Rev. Smith also served as minister of music at her church for 20 years, as she also served as pastor, producing what some have called a “professional choir” which, in addition to singing in Africa, has sung for professional productions including a promotional performance of “The Lion King,” “The Chocolate Nutcracker,” and with country singer Lyle Lovett.
Rev. Smith is a past co-president of BREAD, (Building Responsibility, Equity and Dignity), a multi-racial, multi-ethnic social justice organization comprised of over 50 different religious denominations in the city of Columbus. Under her leadership, that organization was recently instrumental in getting the Ohio Legislature to sign into law a measure which prevents pay day lenders from charging its clients exorbitant interest rates.
She was recently invited to be a participant in the Oxford Roundtable, an event held at Oxford University in England, where she presented a paper on the tension in America between the United States Constitution and the Holy Bible.
She is a past member of the Board of Directors of the Samuel DeWitt Proctor Conference, Inc., a social justice ministry which seeks to empower churches and ministers in urban settings to deal with the problems they face through training, resource development and acquisition, and changing of public policy. When the SDPC held hearings after Hurricanes Katrina and Rita in Washington, D.C., Houston and New Orleans, Rev. Smith served as lead commissioner. Those hearings resulted in a published report entitled, “The Breach,” which was presented to the Congressional Black Caucus. She recently completed a report for SDPC on the phenomenon of mass incarceration in the United States, recording the testimony of people and families affected by it in selected cities in different regions of the country.
Most recently, she named the first Gordon G. Cosby Seasoned Voices Fellow by the SpiritHouse Project, an organization which has been on the forefront for social justice for decades. She and the founder/director of SpiritHouse, Ruby Sales, are working on a project to expose the extrajudicial murders of black people in the United States for the purpose of sensitizing people on the pervasiveness of the problem and also to encourage citizens to challenge the controversial “stand your ground” laws and police policies which allow these suspicious deaths to go unchallenged.
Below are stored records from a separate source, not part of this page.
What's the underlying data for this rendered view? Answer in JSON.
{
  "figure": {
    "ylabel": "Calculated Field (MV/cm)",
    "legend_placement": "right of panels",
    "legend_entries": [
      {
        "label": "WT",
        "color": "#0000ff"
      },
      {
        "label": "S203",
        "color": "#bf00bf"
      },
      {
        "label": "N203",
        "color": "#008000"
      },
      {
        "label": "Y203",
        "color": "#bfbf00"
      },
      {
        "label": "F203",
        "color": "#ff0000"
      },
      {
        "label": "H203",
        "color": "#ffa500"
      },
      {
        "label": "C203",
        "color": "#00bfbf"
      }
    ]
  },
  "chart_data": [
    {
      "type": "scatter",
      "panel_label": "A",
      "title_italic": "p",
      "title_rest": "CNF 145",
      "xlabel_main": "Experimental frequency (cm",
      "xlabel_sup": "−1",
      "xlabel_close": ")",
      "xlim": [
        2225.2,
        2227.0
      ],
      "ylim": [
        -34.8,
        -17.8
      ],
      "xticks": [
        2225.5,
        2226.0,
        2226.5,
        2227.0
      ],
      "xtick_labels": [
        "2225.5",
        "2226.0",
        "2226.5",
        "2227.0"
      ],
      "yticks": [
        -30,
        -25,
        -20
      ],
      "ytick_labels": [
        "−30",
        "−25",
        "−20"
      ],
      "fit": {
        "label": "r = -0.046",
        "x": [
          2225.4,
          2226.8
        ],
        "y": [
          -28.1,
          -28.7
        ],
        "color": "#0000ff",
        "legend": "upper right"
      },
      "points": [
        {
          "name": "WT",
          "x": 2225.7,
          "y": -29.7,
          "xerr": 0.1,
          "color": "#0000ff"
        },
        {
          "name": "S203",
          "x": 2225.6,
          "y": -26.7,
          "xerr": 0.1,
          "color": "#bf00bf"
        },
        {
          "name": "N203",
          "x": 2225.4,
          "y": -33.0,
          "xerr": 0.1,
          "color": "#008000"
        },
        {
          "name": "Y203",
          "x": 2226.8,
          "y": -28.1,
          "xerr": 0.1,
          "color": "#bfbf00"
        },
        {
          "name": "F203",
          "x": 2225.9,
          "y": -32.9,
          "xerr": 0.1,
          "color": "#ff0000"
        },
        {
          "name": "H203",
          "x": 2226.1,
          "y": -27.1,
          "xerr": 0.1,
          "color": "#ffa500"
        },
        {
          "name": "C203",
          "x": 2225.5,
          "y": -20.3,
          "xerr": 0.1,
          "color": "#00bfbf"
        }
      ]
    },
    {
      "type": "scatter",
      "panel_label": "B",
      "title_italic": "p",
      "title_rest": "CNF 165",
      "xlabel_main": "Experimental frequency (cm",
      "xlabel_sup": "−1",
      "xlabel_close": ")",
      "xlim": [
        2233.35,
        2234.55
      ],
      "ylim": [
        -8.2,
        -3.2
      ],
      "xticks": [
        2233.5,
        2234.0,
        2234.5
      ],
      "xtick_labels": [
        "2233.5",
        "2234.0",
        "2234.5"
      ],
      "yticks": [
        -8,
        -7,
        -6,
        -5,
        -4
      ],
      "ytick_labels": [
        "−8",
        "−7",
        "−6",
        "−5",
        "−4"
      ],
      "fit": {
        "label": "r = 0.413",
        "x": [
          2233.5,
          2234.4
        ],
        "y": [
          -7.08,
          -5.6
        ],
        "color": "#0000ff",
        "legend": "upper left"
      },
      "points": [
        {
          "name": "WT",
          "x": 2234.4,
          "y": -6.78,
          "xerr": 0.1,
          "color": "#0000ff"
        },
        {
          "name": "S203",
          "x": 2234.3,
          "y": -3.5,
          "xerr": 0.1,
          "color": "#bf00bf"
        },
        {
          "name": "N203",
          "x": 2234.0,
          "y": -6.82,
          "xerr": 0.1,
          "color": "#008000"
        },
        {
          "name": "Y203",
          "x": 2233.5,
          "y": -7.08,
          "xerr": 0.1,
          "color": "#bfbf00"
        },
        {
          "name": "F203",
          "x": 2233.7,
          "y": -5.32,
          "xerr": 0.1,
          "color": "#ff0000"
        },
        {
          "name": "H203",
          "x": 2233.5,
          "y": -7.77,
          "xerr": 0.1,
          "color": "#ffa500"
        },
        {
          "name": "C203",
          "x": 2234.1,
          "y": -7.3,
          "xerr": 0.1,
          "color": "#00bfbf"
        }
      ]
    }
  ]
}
Rev. Smith is has formed a private non-profit organization, “Crazy Faith Ministries,
which aims to empower youth and women all over the United States through programs that will enable them to thrive in American society – against obstacles including racism, sexism, homophobia, and financial illiteracy.
She is the author of five books, “Carla and Annie,” “From Calvary to Victory,” “Forgive WHO?” and, “Crazy Faith: Ordinary People, Extraordinary Lives,” which is currently in its second printing. Her newest book, recently published by the Pilgrim Press, The Book of Jeremiah: The Life and Ministry of Jeremiah A. Wright, Jr., examines the work and ministry of Jeremiah Wright. Her work has also appeared weekly on The Washington Post, as a member of a panel of theologians, scholars and writers on a panel for that newspaper which comments on issues pertinent to religion. She also has her own blog, “Candid Observations,” which concentrates on the intersection of race, politics and religion.
She is the mother of two children, Caroline, a recent graduate of Spelman College and the University of Dayton, and who is now working as a certified music therapist in Indiana, and a son, Charles, who is writing and performing music in New York.